Perth City Farm has hosted many events over the years, including art exhibitions, concerts, festivals and parties. These events are fundamental to the farm’s goal of encouraging social connection and community participation, making the space accessible and welcoming to everyone. ‘It is an open space,’ says Thom. ‘People can come in and pick vegies if they need them.’

Jason lives nearby at St Bartholomew’s House, a refuge for people who are homeless or at risk of homelessness. He enjoys his visits to the farm, describing them as a form of meditation. ‘I come over here to get into my higher power,’ he says. ‘I love the mulberries and the kookaburra. This kookaburra is always here – I come and say hello to him.’

It’s because of this community connection that locals flock to Perth City Farm. They will also fight to protect it. 18 years ago Perth City Farm almost became a distant memory. There were plans to demolish it so that a high-rise building and car parks could move in instead. The ‘Save City Farm Action Group’ attempted to stave off this development through a campaign that received media attention and support from the community.
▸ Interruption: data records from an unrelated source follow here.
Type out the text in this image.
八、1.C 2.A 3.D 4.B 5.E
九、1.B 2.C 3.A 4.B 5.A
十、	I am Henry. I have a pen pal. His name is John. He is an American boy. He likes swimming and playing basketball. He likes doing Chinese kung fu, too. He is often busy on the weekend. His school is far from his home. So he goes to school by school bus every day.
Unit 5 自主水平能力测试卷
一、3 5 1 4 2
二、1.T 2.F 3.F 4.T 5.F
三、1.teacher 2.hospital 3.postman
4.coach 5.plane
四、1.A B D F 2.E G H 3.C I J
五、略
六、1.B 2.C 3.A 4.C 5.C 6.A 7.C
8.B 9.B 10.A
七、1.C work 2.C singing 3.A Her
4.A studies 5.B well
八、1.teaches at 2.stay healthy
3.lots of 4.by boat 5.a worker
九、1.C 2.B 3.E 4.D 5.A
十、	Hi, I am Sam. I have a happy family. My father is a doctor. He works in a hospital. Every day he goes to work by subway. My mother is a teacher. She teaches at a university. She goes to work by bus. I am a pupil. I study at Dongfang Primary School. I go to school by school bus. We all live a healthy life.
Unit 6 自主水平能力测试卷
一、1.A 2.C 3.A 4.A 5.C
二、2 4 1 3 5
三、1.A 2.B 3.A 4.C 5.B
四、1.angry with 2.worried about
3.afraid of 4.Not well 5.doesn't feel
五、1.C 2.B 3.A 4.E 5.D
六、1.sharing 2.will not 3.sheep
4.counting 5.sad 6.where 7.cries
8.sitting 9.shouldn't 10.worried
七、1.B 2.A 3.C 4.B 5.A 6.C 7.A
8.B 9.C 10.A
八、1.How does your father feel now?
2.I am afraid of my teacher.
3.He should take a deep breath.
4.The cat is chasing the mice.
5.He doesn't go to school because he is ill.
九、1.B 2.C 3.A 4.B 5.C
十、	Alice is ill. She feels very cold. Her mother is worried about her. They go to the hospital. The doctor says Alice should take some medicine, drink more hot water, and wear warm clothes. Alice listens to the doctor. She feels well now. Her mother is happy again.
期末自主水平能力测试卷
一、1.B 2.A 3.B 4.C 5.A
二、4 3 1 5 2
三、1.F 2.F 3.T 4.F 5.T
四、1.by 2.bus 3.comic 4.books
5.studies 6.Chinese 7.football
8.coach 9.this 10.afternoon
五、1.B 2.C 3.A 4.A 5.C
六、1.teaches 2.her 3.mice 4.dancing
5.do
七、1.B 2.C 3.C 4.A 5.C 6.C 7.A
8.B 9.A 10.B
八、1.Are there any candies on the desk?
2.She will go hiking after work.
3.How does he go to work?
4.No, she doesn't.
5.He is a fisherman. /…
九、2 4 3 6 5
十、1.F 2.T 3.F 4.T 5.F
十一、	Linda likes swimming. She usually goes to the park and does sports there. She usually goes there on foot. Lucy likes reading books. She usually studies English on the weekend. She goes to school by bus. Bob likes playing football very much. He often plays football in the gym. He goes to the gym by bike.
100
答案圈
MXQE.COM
As a result, a two-year lease extension was given. When that was up, the State Government announced a 40-year peppercorn lease arrangement (a term which refers to a small payment) for Perth City Farm. While they occasionally receive grants for specific projects or events, such as their community recycling hub build, they don’t receive government funding.

The number of paid staff is small, with volunteers being a vital part of the running of the farm, and there’s always need for more. ‘We have incredible volunteers who believe in the work; some who have been here for over 10 years,’ says Phoebe. ‘They are the reason we have a running farm, as we’re completely unfunded by government or local council, so everything we do here is a result of our ‘earn-our-way’ mantra. We don’t have a promotional budget for our organic farmers market and we have nothing like the marketing budget other wedding venues may have. Our income is a direct result of our incredibly hard-working staff and volunteers.

‘In a CBD that is constantly growing, high-rises multiplying and urban environment spreading, Perth City Farm offers a bit of peace and tranquillity within the hustle and bustle of city life,’ she adds.